The derby has definitely been the highlight of Regatta and Carnival Week so far, with plenty more events scheduled for the coming five days.

What a shame the Walk of Light torchlight procession had to be cancelled on Sunday evening due to the high winds but please note the event has been rescheduled for tomorrow (Thursday) at 9pm, starting at the Langmoor Gardens entrance, with torches going on sale from 8.30pm.

As I write this on Tuesday morning, we in the office are preparing for Lyme’s Got Talent, organised by my dad on behalf on the Regatta and Carnival Committee. It’s going to be a sell-out show with what looks like another great line-up following on from last year’s success.

The View From staff are also looking forward to taking part in the Grand Carnival Procession on Saturday night. Look out for our Smart cars and vans as we’ll be handing out balloons to all the youngsters.

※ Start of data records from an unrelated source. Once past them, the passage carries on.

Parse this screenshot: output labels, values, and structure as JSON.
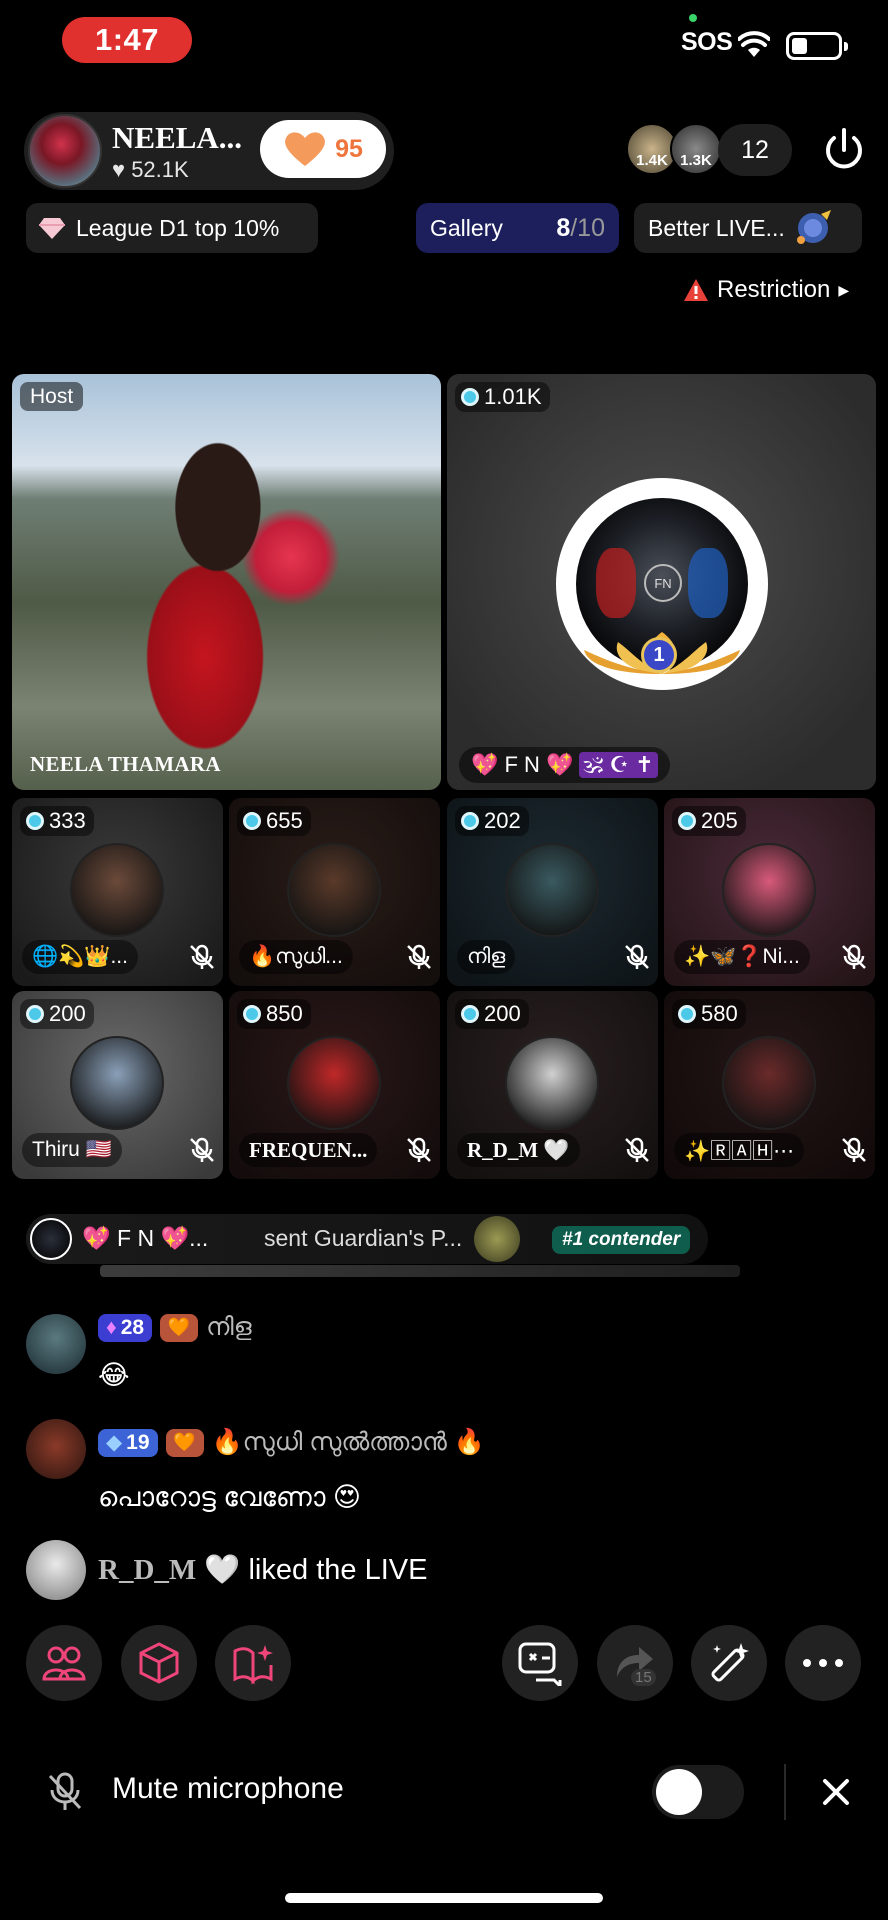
{
  "status_bar": {
    "time": "1:47",
    "sos": "SOS"
  },
  "host": {
    "name": "NEELA...",
    "likes": "52.1K",
    "like_count": "95",
    "viewers": [
      "1.4K",
      "1.3K"
    ],
    "viewer_count": "12"
  },
  "chips": {
    "league": "League D1 top 10%",
    "gallery_label": "Gallery",
    "gallery_current": "8",
    "gallery_total": "/10",
    "better": "Better LIVE...",
    "restriction": "Restriction"
  },
  "host_tile": {
    "badge": "Host",
    "caption": "NEELA THAMARA"
  },
  "guest_tile": {
    "count": "1.01K",
    "name": "💖 F N 💖",
    "symbols": "🕉 ☪ ✝",
    "rank": "1",
    "avatar_text": "FN"
  },
  "guests": [
    {
      "count": "333",
      "name": "🌐💫👑...",
      "serif": false,
      "colors": [
        "#3a3a3a",
        "#1a1a1a"
      ],
      "avatar": "#6b4a3a"
    },
    {
      "count": "655",
      "name": "🔥സുധി...",
      "serif": false,
      "colors": [
        "#2a1c18",
        "#140e0c"
      ],
      "avatar": "#5a3a2a"
    },
    {
      "count": "202",
      "name": "നിള",
      "serif": false,
      "colors": [
        "#1c2a30",
        "#0e1418"
      ],
      "avatar": "#3a5a60"
    },
    {
      "count": "205",
      "name": "✨🦋❓Ni...",
      "serif": false,
      "colors": [
        "#4a2a38",
        "#241418"
      ],
      "avatar": "#d85a7a"
    },
    {
      "count": "200",
      "name": "Thiru 🇺🇸",
      "serif": false,
      "colors": [
        "#6a6a6a",
        "#3a3a3a"
      ],
      "avatar": "#8aa0b8"
    },
    {
      "count": "850",
      "name": "FREQUEN...",
      "serif": true,
      "colors": [
        "#2a1818",
        "#140c0c"
      ],
      "avatar": "#c02828"
    },
    {
      "count": "200",
      "name": "R_D_M 🤍",
      "serif": true,
      "colors": [
        "#2a2020",
        "#141010"
      ],
      "avatar": "#d0d0d0"
    },
    {
      "count": "580",
      "name": "✨🅁🄰🄷⋯",
      "serif": false,
      "colors": [
        "#241616",
        "#120a0a"
      ],
      "avatar": "#6a2a2a"
    }
  ],
  "gift_banner": {
    "sender": "💖 F N 💖...",
    "text": "sent Guardian's P...",
    "contender": "#1 contender"
  },
  "chat": [
    {
      "level": "28",
      "name": "നിള",
      "message": "😂",
      "level_color": "#3b3ed1",
      "avatar": "#3a5a60"
    },
    {
      "level": "19",
      "name": "🔥സുധി സുൽത്താൻ 🔥",
      "message": "പൊറോട്ട വേണോ 😍",
      "level_color": "#3c64d6",
      "avatar": "#4a2a1a"
    }
  ],
  "liked": {
    "user": "R_D_M",
    "text": "🤍 liked the LIVE"
  },
  "action_bar": {
    "share_count": "15"
  },
  "mute": {
    "label": "Mute microphone"
  },
  "colors": {
    "accent_pink": "#f0457a",
    "like_orange": "#f0753c",
    "gallery_bg": "#1c1f5c",
    "warning_red": "#e8413a"
  }
}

Last year I took part in Bridport Carnival but I don’t think I’ve been in the Lyme event since I was 15 - seven years ago - as a member of Lyme Regis Football Club’s ladies team, the Lazers.

We all dressed up as strawberries to promote our fundraising campaign to move the clubhouse to Strawberry Field, which as many will know did not go ahead, but we had great fun kicking footballs down the main street - although my control skills weren’t up to scratch.

That was the last time the football club entered the carnival, but this year the boys will be taking part in their new pink away kit - very manly!

The Regatta and Carnival Committee are expecting lots of entries in this year’s procession, and if you’re thinking of taking part I would definitely encourage you to do it.

Good luck to the Regatta and Carnival Committee for the remainder of their special week!

Summertime in Lyme won’t be the same without Phil

I WAS saddened this week to hear the news that town crier Phil Street will be leaving Lyme Regis next month to take up a promotion in France.

Not only is Phil town crier, but he is a popular local character, chairman of the Lyme Regis and St George’s Twinning Association, co-organiser of the spectacular Candles on the Cobb and a regular in local ameteur dramatic performances.

He has also helped in raising thousands for local and national charities over the years, particularly through acting as auctioneer at numerous harvest homes alongside deputy harbourmaster Mike Higgs.

I must bump into Phil almost every week, particularly during the summer, as he takes part in so many events that I cover for the View From Lyme Regis and he’s always willing to pose for a photo - summertime in Lyme just won’t be the same without him.

We at the View wish Phil the best of luck in his new position and home. I’m sure he will be greatly missed in the town.

I also hope that the traditional post of town crier continues in Lyme Regis. Phil has been a wonderful representative of the town and, hopefully, someone just as proud to do the job will step forward for the post.